Before I begin, let me state that I am not by any stretch anti-education. I am a firm believer in formal education and have certainly benefited from being highly educated. Nor am I an education expert. I hold no education degrees. My expertise is limited to only about a decade of university teaching and executive training.
However, my innovation consulting practice focuses on Fortune 500 companies and puts me in contact with a great many highly educated people, many with impressive degrees from impressive institutions.
The issue is that I don’t always see the connection between fine educations and innovation. In fact, I sometimes see the opposite.
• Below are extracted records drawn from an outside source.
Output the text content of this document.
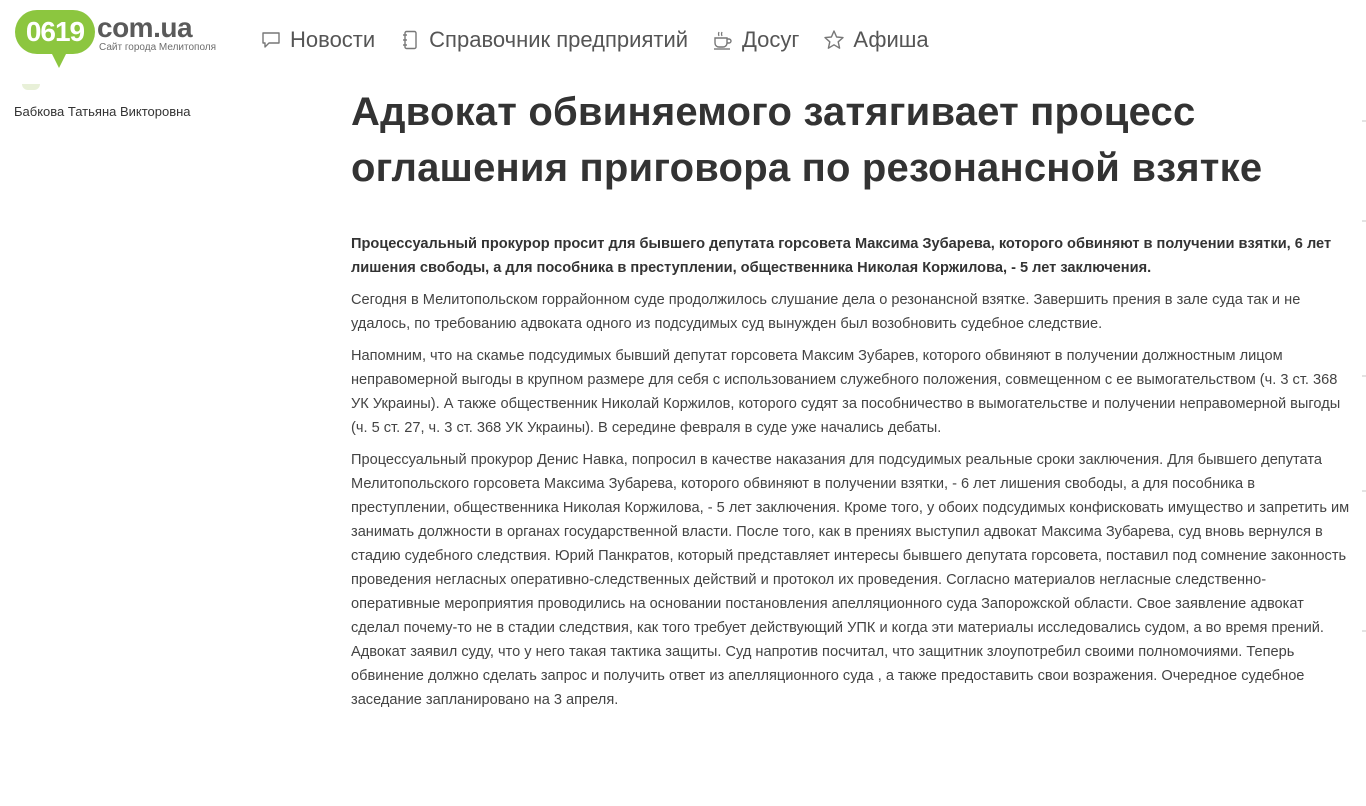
0619 com.ua
Сайт города Мелитополя	Новости Справочник предприятий Досуг Афиша
Бабкова Татьяна Викторовна	Адвокат обвиняемого затягивает процесс оглашения приговора по резонансной взятке

Процессуальный прокурор просит для бывшего депутата горсовета Максима Зубарева, которого обвиняют в получении взятки, 6 лет лишения свободы, а для пособника в преступлении, общественника Николая Коржилова, - 5 лет заключения.

Сегодня в Мелитопольском горрайонном суде продолжилось слушание дела о резонансной взятке. Завершить прения в зале суда так и не удалось, по требованию адвоката одного из подсудимых суд вынужден был возобновить судебное следствие.

Напомним, что на скамье подсудимых бывший депутат горсовета Максим Зубарев, которого обвиняют в получении должностным лицом неправомерной выгоды в крупном размере для себя с использованием служебного положения, совмещенном с ее вымогательством (ч. 3 ст. 368 УК Украины). А также общественник Николай Коржилов, которого судят за пособничество в вымогательстве и получении неправомерной выгоды (ч. 5 ст. 27, ч. 3 ст. 368 УК Украины). В середине февраля в суде уже начались дебаты.

Процессуальный прокурор Денис Навка, попросил в качестве наказания для подсудимых реальные сроки заключения. Для бывшего депутата Мелитопольского горсовета Максима Зубарева, которого обвиняют в получении взятки, - 6 лет лишения свободы, а для пособника в преступлении, общественника Николая Коржилова, - 5 лет заключения. Кроме того, у обоих подсудимых конфисковать имущество и запретить им занимать должности в органах государственной власти. После того, как в прениях выступил адвокат Максима Зубарева, суд вновь вернулся в стадию судебного следствия. Юрий Панкратов, который представляет интересы бывшего депутата горсовета, поставил под сомнение законность проведения негласных оперативно-следственных действий и протокол их проведения. Согласно материалов негласные следственно-оперативные мероприятия проводились на основании постановления апелляционного суда Запорожской области. Свое заявление адвокат сделал почему-то не в стадии следствия, как того требует действующий УПК и когда эти материалы исследовались судом, а во время прений. Адвокат заявил суду, что у него такая тактика защиты. Суд напротив посчитал, что защитник злоупотребил своими полномочиями. Теперь обвинение должно сделать запрос и получить ответ из апелляционного суда , а также предоставить свои возражения. Очередное судебное заседание запланировано на 3 апреля.
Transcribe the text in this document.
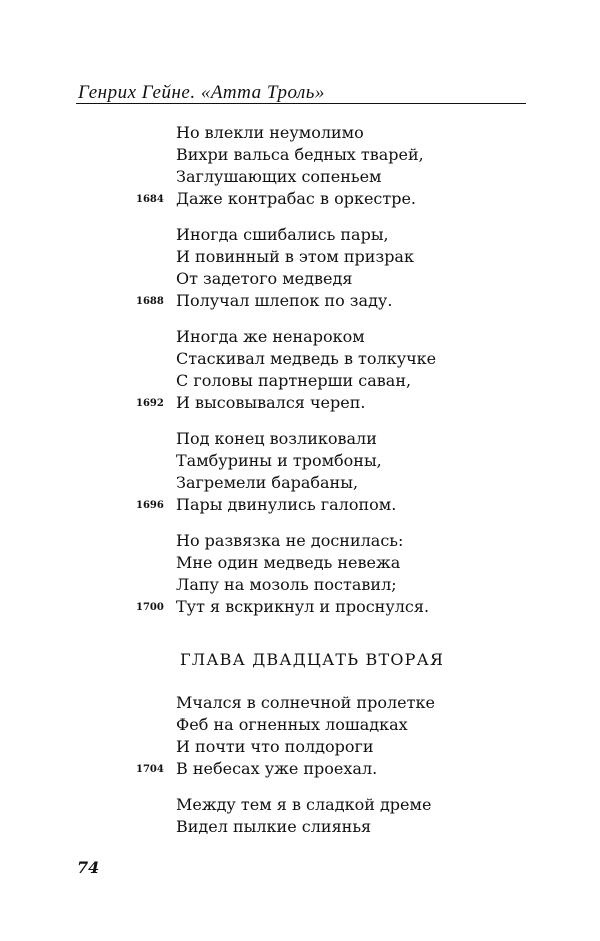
Генрих Гейне. «Атта Троль»
Но влекли неумолимо
Вихри вальса бедных тварей,
Заглушающих сопеньем
1684 Даже контрабас в оркестре.
Иногда сшибались пары,
И повинный в этом призрак
От задетого медведя
1688 Получал шлепок по заду.
Иногда же ненароком
Стаскивал медведь в толкучке
С головы партнерши саван,
1692 И высовывался череп.
Под конец возликовали
Тамбурины и тромбоны,
Загремели барабаны,
1696 Пары двинулись галопом.
Но развязка не доснилась:
Мне один медведь невежа
Лапу на мозоль поставил;
1700 Тут я вскрикнул и проснулся.
ГЛАВА ДВАДЦАТЬ ВТОРАЯ
Мчался в солнечной пролетке
Феб на огненных лошадках
И почти что полдороги
1704 В небесах уже проехал.
Между тем я в сладкой дреме
Видел пылкие слиянья
74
Below are some disconnects between formal education and innovation:
Linear vs. Radiant thinking: Formal education, particularly business education and the sciences, emphasizes linear and logical thought. “A plus B does and will always equal C”.
However, innovative thinking is not linear. It is radiant and gathers insight from disparate points, connecting them in new ways. Innovative thinking involves breaking the rule of A plus B equals C and posits the possibility of A plus 1,2,3 may equal G. (If you had to re-read this last sentence, you are experiencing a struggle against linear thinking!)
Whole vs. Part: Formal education breaks things down into parts. For example, a business major studies the individual parts of business: economics, finance and marketing. However, innovative thinking is whole to part. Innovation requires a broader thought and vision where the whole adds up to more than the sum of the parts. Innovation may even require a part which hasn’t existed before and now plays a critical role.
Adaptation vs. Innovation: The formal education system can over-emphasize adaptation vs. deviation from the norm. Do things the way they are prescribed and a student is rewarded. The system tends to applaud those who conform and discourage those who do not. Innovation, by definition, lies in not conforming.
Focus on math and science: I agree that these two skill levels need to be significantly improved and that they can play a significant role in innovation. However, I argue that there needs to be an equal focus on understanding of the arts and social sciences — creative expression such as writing and art, sociology and psychology. Innovation requires both a high IQ and a high EQ (emotional quotient). You can’t just be intelligent to be a great innovator.
In a highly connected world, you have to be able to work very effectively with teams, understand various perspectives and express yourself in a variety of ways in order to make innovative connections.